Teach your older child that a human being makes a poor god

Teach your older child that a human being makes a poor god

Renee EllisonAug 4, '21

[Some of what we teach—and learn—in homeschooling is a lifetime lesson. This is one of them—perhaps the most important that we can start to teach our children when they are still growing into manhood and womanhood:]

To figure out the grand mystery of life there are only two starting points. One must either defer to an external and eternal God or throw out the one true God and make a god, internally, of oneself. Descartes’ statement “I think therefore I AM,” showed that he preferred himself as a god. And many have followed him, plunging themselves into an insupportable dichotomy, as we shall see.

If one chooses to throw out the external God, replacing Him with oneself, instead of emerging emancipated from all responsibility, as he had anticipated, he now is immediately faced with the heavy burden of re-writing origins and realities. Everything is up for grabs. All boundaries slush around; all realities must be dredged up from the face of the deep. For such a man, the earth is again “without form and void.” Re-writes become his new raison d’être—and eventually his prison.

Am I a man or a woman? Am I black or white—merely by my own assertions? Are laws, laws? or suggestions? or are they just obstacles in my way? Can I only be married to one person? Seriously? I’ll have them all, even if they fight and scratch each other. Do words mean what they have meant historically or are they malleable in the eyes of the beholder, meaning whatever I want them to mean, in this case, and something different in the next case—according to my own advantage? Such a person’s swim is a deep dive into an abyss. Assuredly, he will face rapids and whirlpools.

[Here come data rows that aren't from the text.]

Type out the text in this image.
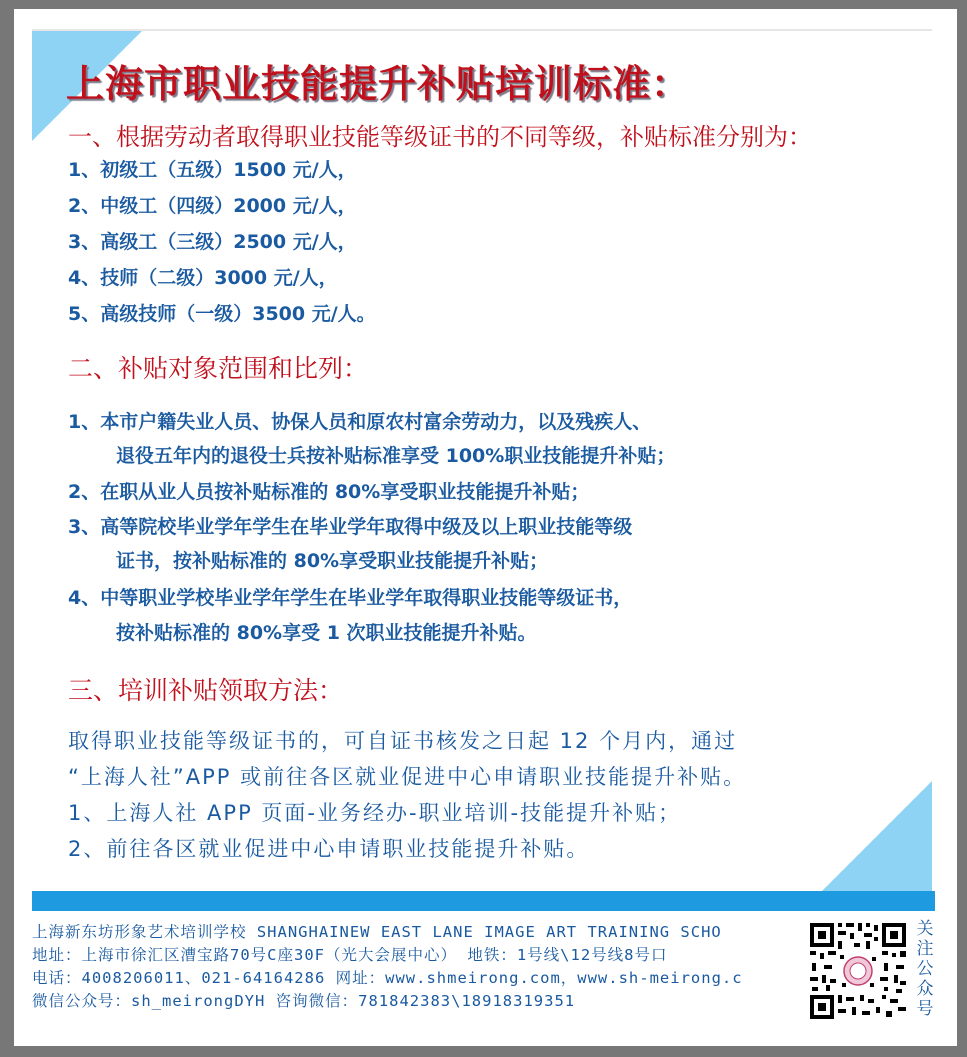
上海市职业技能提升补贴培训标准：
一、根据劳动者取得职业技能等级证书的不同等级，补贴标准分别为：
1、初级工（五级）1500 元/人，
2、中级工（四级）2000 元/人，
3、高级工（三级）2500 元/人，
4、技师（二级）3000 元/人，
5、高级技师（一级）3500 元/人。
二、补贴对象范围和比列：
1、本市户籍失业人员、协保人员和原农村富余劳动力，以及残疾人、
退役五年内的退役士兵按补贴标准享受 100%职业技能提升补贴；
2、在职从业人员按补贴标准的 80%享受职业技能提升补贴；
3、高等院校毕业学年学生在毕业学年取得中级及以上职业技能等级
证书，按补贴标准的 80%享受职业技能提升补贴；
4、中等职业学校毕业学年学生在毕业学年取得职业技能等级证书，
按补贴标准的 80%享受 1 次职业技能提升补贴。
三、培训补贴领取方法：
取得职业技能等级证书的，可自证书核发之日起 12 个月内，通过
“上海人社”APP 或前往各区就业促进中心申请职业技能提升补贴。
1、上海人社 APP 页面-业务经办-职业培训-技能提升补贴；
2、前往各区就业促进中心申请职业技能提升补贴。
上海新东坊形象艺术培训学校 SHANGHAINEW EAST LANE IMAGE ART TRAINING SCHO
地址：上海市徐汇区漕宝路70号C座30F（光大会展中心） 地铁：1号线\12号线8号口
电话：4008206011、021-64164286 网址：www.shmeirong.com，www.sh-meirong.c
微信公众号：sh_meirongDYH 咨询微信：781842383\18918319351
关注公众号
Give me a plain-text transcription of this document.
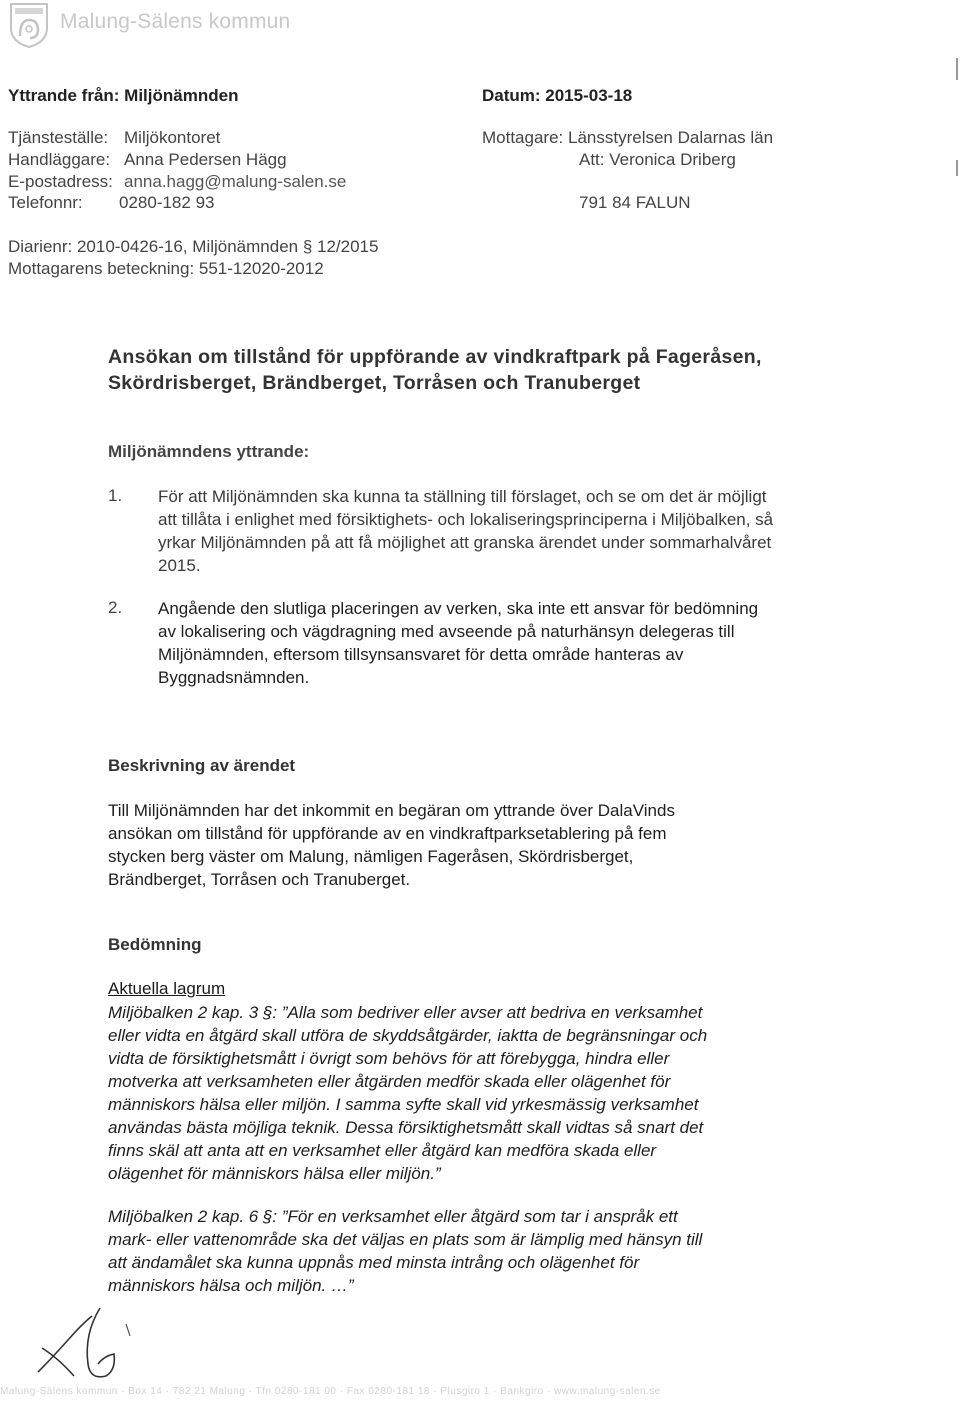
Malung-Sälens kommun
Yttrande från: Miljönämnden	Datum: 2015-03-18
Tjänsteställe: Miljökontoret
Handläggare: Anna Pedersen Hägg
E-postadress: anna.hagg@malung-salen.se
Telefonnr: 0280-182 93
Mottagare: Länsstyrelsen Dalarnas län
Att: Veronica Driberg
791 84 FALUN
Diarienr: 2010-0426-16, Miljönämnden § 12/2015
Mottagarens beteckning: 551-12020-2012
Ansökan om tillstånd för uppförande av vindkraftpark på Fageråsen,
Skördrisberget, Brändberget, Torråsen och Tranuberget
Miljönämndens yttrande:
1. För att Miljönämnden ska kunna ta ställning till förslaget, och se om det är möjligt
att tillåta i enlighet med försiktighets- och lokaliseringsprinciperna i Miljöbalken, så
yrkar Miljönämnden på att få möjlighet att granska ärendet under sommarhalvåret
2015.
2. Angående den slutliga placeringen av verken, ska inte ett ansvar för bedömning
av lokalisering och vägdragning med avseende på naturhänsyn delegeras till
Miljönämnden, eftersom tillsynsansvaret för detta område hanteras av
Byggnadsnämnden.
Beskrivning av ärendet
Till Miljönämnden har det inkommit en begäran om yttrande över DalaVinds
ansökan om tillstånd för uppförande av en vindkraftparksetablering på fem
stycken berg väster om Malung, nämligen Fageråsen, Skördrisberget,
Brändberget, Torråsen och Tranuberget.
Bedömning
Aktuella lagrum
Miljöbalken 2 kap. 3 §: ”Alla som bedriver eller avser att bedriva en verksamhet
eller vidta en åtgärd skall utföra de skyddsåtgärder, iaktta de begränsningar och
vidta de försiktighetsmått i övrigt som behövs för att förebygga, hindra eller
motverka att verksamheten eller åtgärden medför skada eller olägenhet för
människors hälsa eller miljön. I samma syfte skall vid yrkesmässig verksamhet
användas bästa möjliga teknik. Dessa försiktighetsmått skall vidtas så snart det
finns skäl att anta att en verksamhet eller åtgärd kan medföra skada eller
olägenhet för människors hälsa eller miljön.”
Miljöbalken 2 kap. 6 §: ”För en verksamhet eller åtgärd som tar i anspråk ett
mark- eller vattenområde ska det väljas en plats som är lämplig med hänsyn till
att ändamålet ska kunna uppnås med minsta intrång och olägenhet för
människors hälsa och miljön. …”
Malung-Sälens kommun · Box 14 · 782 21 Malung · Tfn 0280-181 00 · Fax 0280-181 18 · Plusgiro 1 · Bankgiro · www.malung-salen.se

The descent into his overwhelming burden does not stop there. A man will be faced with rewriting reality, not only allegedly to somehow make sense of things to himself, but also to authenticate an indulgence or two (his own, ever shifting and ever more) or to assuage a guilt (a mincing deviance from the old order, which lingers with him still, and then a larger one here and there—as he gets pulled further and further from his actual roots).

Bewilderingly, he soon finds that his re-written realities—oops, grown at cross purposes—have implications that he hadn’t anticipated, can’t reconcile and won’t work in the real world that he was born into. His new world will eventually surround him with insanity; it is bound to run amuck.

Even then, his burden doesn’t stop. He will now chase around after an exploration of his own angst for the rest of his life. Without absolute answers, absolute realities, life has become an exploration of personal angst. That is the “heroic” new narrative.  It is, however, only another tale of “The Emperor’s New Clothes”—claiming to be the ultimate reason for life, for winning a place on the bestsellers page, putting pen to paper in a new sophistication—it is nothing. “I’m contorted; where do I run?”

This new modern perspective, “I am because I am,” flatters the individual into thinking his struggle is unique think our struggle is unique, unusual, individual, highly intellectual—aristocratic—needs my own solutions to relieve my own pain—needs new discourse. But as in the case of a man torn in the dilemma of choosing between his career and raising his own children—if someone were to wake him up, he embarrassingly discovers it is every man’s dilemma and it is never an “either-or”.  This “either/or” dichotomy is a trap—a mirage.

The answer is to put God back into His story and then go humbly ahead with Him as one’s escort into all human dilemmas (of which the dilemma before him now, that seems insurmountable, and is all consuming, is merely the beginning). God designed life with its apparent dilemmas, a myriad of them. And the Almighty has a passage through them. But God will be God, first. A mere man will eventually discover that he makes a poor god—by his own self-made contortions.